Monday, June 17, 2024

snorklebrity lookeyspikey of the day

Today's pairing features my son Huw, in the pool at our holiday house in Brittany a couple of weeks ago and borrowing some of his big sister's swimming accessories, in particular her face-mounted snorkel, and also the strange underwater artificial dinosaur hybrid submarine that I drew for my school yearbook at Bandung International School in Java in about 1979 (when I would have been about nine). Obviously the shape and positioning of the snorkel is the thing that brought the two together in my mind.

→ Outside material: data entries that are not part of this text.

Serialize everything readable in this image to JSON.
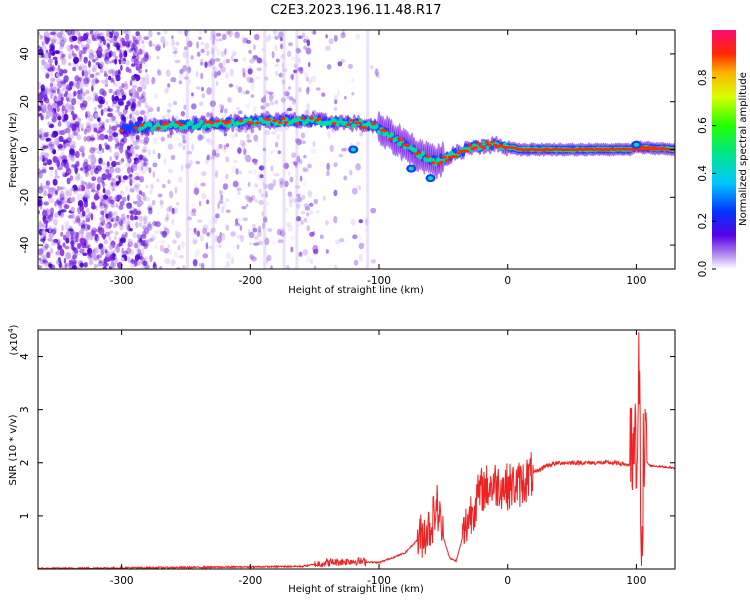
{
  "title": "C2E3.2023.196.11.48.R17",
  "colors": {
    "snr_line": "#ee2222",
    "ridge_core": "#ff2a00",
    "ridge_halo": "#00e040",
    "scatter_dots": "#8a2be2"
  },
  "colorbar": {
    "label": "Normalized spectral amplitude",
    "ticks": [
      "0.0",
      "0.2",
      "0.4",
      "0.6",
      "0.8"
    ],
    "range": [
      0,
      1
    ],
    "colormap": "rainbow"
  },
  "chart_data": [
    {
      "type": "heatmap",
      "title": "C2E3.2023.196.11.48.R17",
      "xlabel": "Height of straight line (km)",
      "ylabel": "Frequency (Hz)",
      "xlim": [
        -365,
        130
      ],
      "ylim": [
        -50,
        50
      ],
      "xticks": [
        "-300",
        "-200",
        "-100",
        "0",
        "100"
      ],
      "yticks": [
        "40",
        "20",
        "0",
        "-20",
        "-40"
      ],
      "ridge": {
        "x": [
          -300,
          -260,
          -220,
          -180,
          -150,
          -120,
          -105,
          -95,
          -80,
          -70,
          -55,
          -45,
          -30,
          -10,
          0,
          10,
          50,
          95,
          100,
          130
        ],
        "y": [
          9,
          10,
          11,
          12,
          12,
          11,
          10,
          7,
          2,
          -2,
          -5,
          -3,
          1,
          2,
          1,
          0,
          0,
          0,
          1,
          0
        ]
      },
      "noise_region_x": [
        -365,
        -150
      ]
    },
    {
      "type": "line",
      "xlabel": "Height of straight line (km)",
      "ylabel": "SNR (10 * v/v)",
      "y_multiplier": "(x10",
      "y_multiplier_exp": "4",
      "xlim": [
        -365,
        130
      ],
      "ylim": [
        0,
        4.5
      ],
      "xticks": [
        "-300",
        "-200",
        "-100",
        "0",
        "100"
      ],
      "yticks": [
        "4",
        "3",
        "2",
        "1"
      ],
      "series": [
        {
          "x": [
            -365,
            -300,
            -200,
            -160,
            -140,
            -120,
            -100,
            -80,
            -70,
            -60,
            -55,
            -50,
            -45,
            -40,
            -35,
            -30,
            -20,
            -10,
            0,
            10,
            20,
            30,
            40,
            60,
            80,
            90,
            95,
            100,
            102,
            104,
            106,
            110,
            130
          ],
          "y": [
            0.01,
            0.02,
            0.04,
            0.05,
            0.12,
            0.15,
            0.12,
            0.3,
            0.55,
            0.8,
            1.2,
            0.6,
            0.2,
            0.15,
            0.6,
            1.0,
            1.5,
            1.6,
            1.55,
            1.6,
            1.8,
            1.95,
            2.0,
            2.0,
            2.0,
            1.98,
            1.95,
            2.0,
            3.4,
            1.0,
            2.1,
            1.95,
            1.9
          ]
        }
      ]
    }
  ]
}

The drawing was accompanied by the following explanatory (well, sort of) text:


It's interesting to unpick all the things that (consciously or unconsciously) influenced both the drawing and the text in my nine-year-old mind:
  • The BBRFC on the creature's sleeve, and indeed the rest of the design of the T-shirt the creature is wearing, is a reference to Bandung Barbarians Rugby Football Club, a loosely-organised group of expatriates from various countries (mainly the UK, Australia and New Zealand) for which my father used to turn out. My recollection of the various rugby days out we went to during our time in Java was that they were mainly a pretext for epic beer consumption, probably mainly the product of the Anker brewery with whom the club seemed to have cooked up some sort of endorsement/sponsorship deal, judging by the club T-shirt I am wearing in the images below (probably taken at Pangandaran). The beardy guy piloting the craft is also probably modelled on my Dad, though I should point out he has never smoked a pipe as far as I know.

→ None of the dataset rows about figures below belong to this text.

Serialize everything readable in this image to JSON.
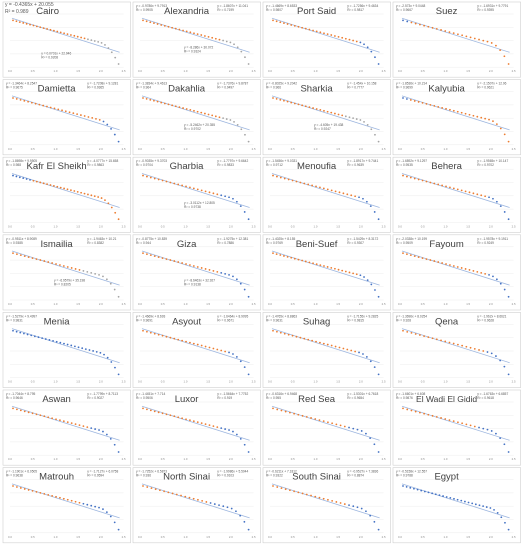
{
  "colors": {
    "orange": "#ED7D31",
    "blue": "#4472C4",
    "gray": "#A5A5A5",
    "trend": "#9DB6DF",
    "frame": "#D0D0D0"
  },
  "chart_data": [
    {
      "type": "scatter",
      "title": "Cairo",
      "annotations": [
        "y = -0.4365x + 20.055",
        "R² = 0.989",
        "y = 0.0701x + 22.946",
        "R² = 0.9208"
      ]
    },
    {
      "type": "scatter",
      "title": "Alexandria",
      "annotations": [
        "y = -0.9786x + 9.7913",
        "R² = 0.9905",
        "y = -1.8607x + 11.041",
        "R² = 0.7199",
        "y = -8.286x + 30.072",
        "R² = 0.9324"
      ]
    },
    {
      "type": "scatter",
      "title": "Port Said",
      "annotations": [
        "y = -1.4669x + 8.6533",
        "R² = 0.9807",
        "y = -1.7256x + 9.4634",
        "R² = 0.9817"
      ]
    },
    {
      "type": "scatter",
      "title": "Suez",
      "annotations": [
        "y = -2.573x + 9.0448",
        "R² = 0.9667",
        "y = -1.6931x + 9.7791",
        "R² = 0.9395"
      ]
    },
    {
      "type": "scatter",
      "title": "Damietta",
      "annotations": [
        "y = -1.3464x + 8.2547",
        "R² = 0.9675",
        "y = -1.7208x + 9.1281",
        "R² = 0.9365"
      ]
    },
    {
      "type": "scatter",
      "title": "Dakahlia",
      "annotations": [
        "y = -1.3834x + 9.4613",
        "R² = 0.964",
        "y = -1.7376x + 9.8787",
        "R² = 0.9497",
        "y = -5.2462x + 20.355",
        "R² = 0.9702"
      ]
    },
    {
      "type": "scatter",
      "title": "Sharkia",
      "annotations": [
        "y = -0.8025x + 9.2042",
        "R² = 0.966",
        "y = -1.454x + 10.158",
        "R² = 0.7777",
        "y = -4.605x + 19.438",
        "R² = 0.9247"
      ]
    },
    {
      "type": "scatter",
      "title": "Kalyubia",
      "annotations": [
        "y = -1.8536x + 10.214",
        "R² = 0.9699",
        "y = -2.1507x + 12.06",
        "R² = 0.9621"
      ]
    },
    {
      "type": "scatter",
      "title": "Kafr El Sheikh",
      "annotations": [
        "y = -1.8698x + 9.9505",
        "R² = 0.988",
        "y = -4.0777x + 15.658",
        "R² = 0.9863"
      ]
    },
    {
      "type": "scatter",
      "title": "Gharbia",
      "annotations": [
        "y = -0.9035x + 9.3703",
        "R² = 0.9704",
        "y = -1.7797x + 9.6642",
        "R² = 0.9833",
        "y = -3.0112x + 12.805",
        "R² = 0.9738"
      ]
    },
    {
      "type": "scatter",
      "title": "Menoufia",
      "annotations": [
        "y = -1.5456x + 9.0331",
        "R² = 0.9712",
        "y = -1.8917x + 9.7441",
        "R² = 0.9639"
      ]
    },
    {
      "type": "scatter",
      "title": "Behera",
      "annotations": [
        "y = -1.6892x + 9.1297",
        "R² = 0.9535",
        "y = -1.9565x + 10.147",
        "R² = 0.9702"
      ]
    },
    {
      "type": "scatter",
      "title": "Ismailia",
      "annotations": [
        "y = -0.9511x + 8.9089",
        "R² = 0.9385",
        "y = -1.9463x + 10.21",
        "R² = 0.8382",
        "y = -6.9579x + 35.198",
        "R² = 0.8205"
      ]
    },
    {
      "type": "scatter",
      "title": "Giza",
      "annotations": [
        "y = -0.8775x + 10.839",
        "R² = 0.944",
        "y = -1.9275x + 12.381",
        "R² = 0.7886",
        "y = -8.6463x + 32.927",
        "R² = 0.9138"
      ]
    },
    {
      "type": "scatter",
      "title": "Beni-Suef",
      "annotations": [
        "y = -1.4025x + 8.155",
        "R² = 0.9769",
        "y = -1.5429x + 8.3172",
        "R² = 0.9307"
      ]
    },
    {
      "type": "scatter",
      "title": "Fayoum",
      "annotations": [
        "y = -2.0338x + 10.199",
        "R² = 0.9509",
        "y = -1.9578x + 9.1911",
        "R² = 0.9249"
      ]
    },
    {
      "type": "scatter",
      "title": "Menia",
      "annotations": [
        "y = -1.5279x + 9.4997",
        "R² = 0.9831"
      ]
    },
    {
      "type": "scatter",
      "title": "Asyout",
      "annotations": [
        "y = -1.4669x + 8.693",
        "R² = 0.9691",
        "y = -1.6464x + 8.9095",
        "R² = 0.9671"
      ]
    },
    {
      "type": "scatter",
      "title": "Suhag",
      "annotations": [
        "y = -1.4765x + 8.8863",
        "R² = 0.9631",
        "y = -1.7155x + 9.2825",
        "R² = 0.9815"
      ]
    },
    {
      "type": "scatter",
      "title": "Qena",
      "annotations": [
        "y = -1.3696x + 8.0254",
        "R² = 0.928",
        "y = -1.962x + 8.6621",
        "R² = 0.9628"
      ]
    },
    {
      "type": "scatter",
      "title": "Aswan",
      "annotations": [
        "y = -1.7044x + 8.795",
        "R² = 0.9646",
        "y = -1.7799x + 8.7113",
        "R² = 0.9027"
      ]
    },
    {
      "type": "scatter",
      "title": "Luxor",
      "annotations": [
        "y = -1.4451x + 7.714",
        "R² = 0.9506",
        "y = -1.5664x + 7.7752",
        "R² = 0.919"
      ]
    },
    {
      "type": "scatter",
      "title": "Red Sea",
      "annotations": [
        "y = -0.6316x + 6.9468",
        "R² = 0.955",
        "y = -1.5301x + 6.7618",
        "R² = 0.9654"
      ]
    },
    {
      "type": "scatter",
      "title": "El Wadi El Gidid",
      "annotations": [
        "y = -1.6601x + 6.608",
        "R² = 0.9876",
        "y = -1.6763x + 6.6857",
        "R² = 0.9618"
      ]
    },
    {
      "type": "scatter",
      "title": "Matrouh",
      "annotations": [
        "y = -1.1901x + 6.0505",
        "R² = 0.9638",
        "y = -1.7127x + 6.0758",
        "R² = 0.9594"
      ]
    },
    {
      "type": "scatter",
      "title": "North Sinai",
      "annotations": [
        "y = -1.7252x + 6.5873",
        "R² = 0.936",
        "y = -1.9986x + 5.5044",
        "R² = 0.9103"
      ]
    },
    {
      "type": "scatter",
      "title": "South Sinai",
      "annotations": [
        "y = -0.6211x + 7.1812",
        "R² = 0.9322",
        "y = -0.9527x + 7.3836",
        "R² = 0.8874"
      ]
    },
    {
      "type": "scatter",
      "title": "Egypt",
      "annotations": [
        "y = -0.5158x + 12.557",
        "R² = 0.9788"
      ]
    }
  ]
}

  • The general concept for the creature is clearly adapted/stolen from the Tintin book Red Rackham's Treasure which I read approximately a gazillion times. The smaller shark-based craft there was the brainchild of eccentric genius Professor Calculus. That's his English name, anyway, he was called Tournesol in the original French books. Translations into other languages are available, including, rather marvellously, Welsh; who knows what his name is there. 
  • Obviously kids love dinosaurs, and you can see bits from at least three separate dinosaurs in the design of the creature: the head with its distinctive crest is clearly a parasaurolophus, the big fin thing on its back looks as if it's from a dimetrodon, and the spiked tail is a bit like that of a stegosaurus, informally known in slightly tedious paleontological nerd humour circles as a thagomizer. The fins at the rear are presumably a hangover from the fish design I stole the idea from, and I have no idea why the front limbs seem to have their elbows on backwards.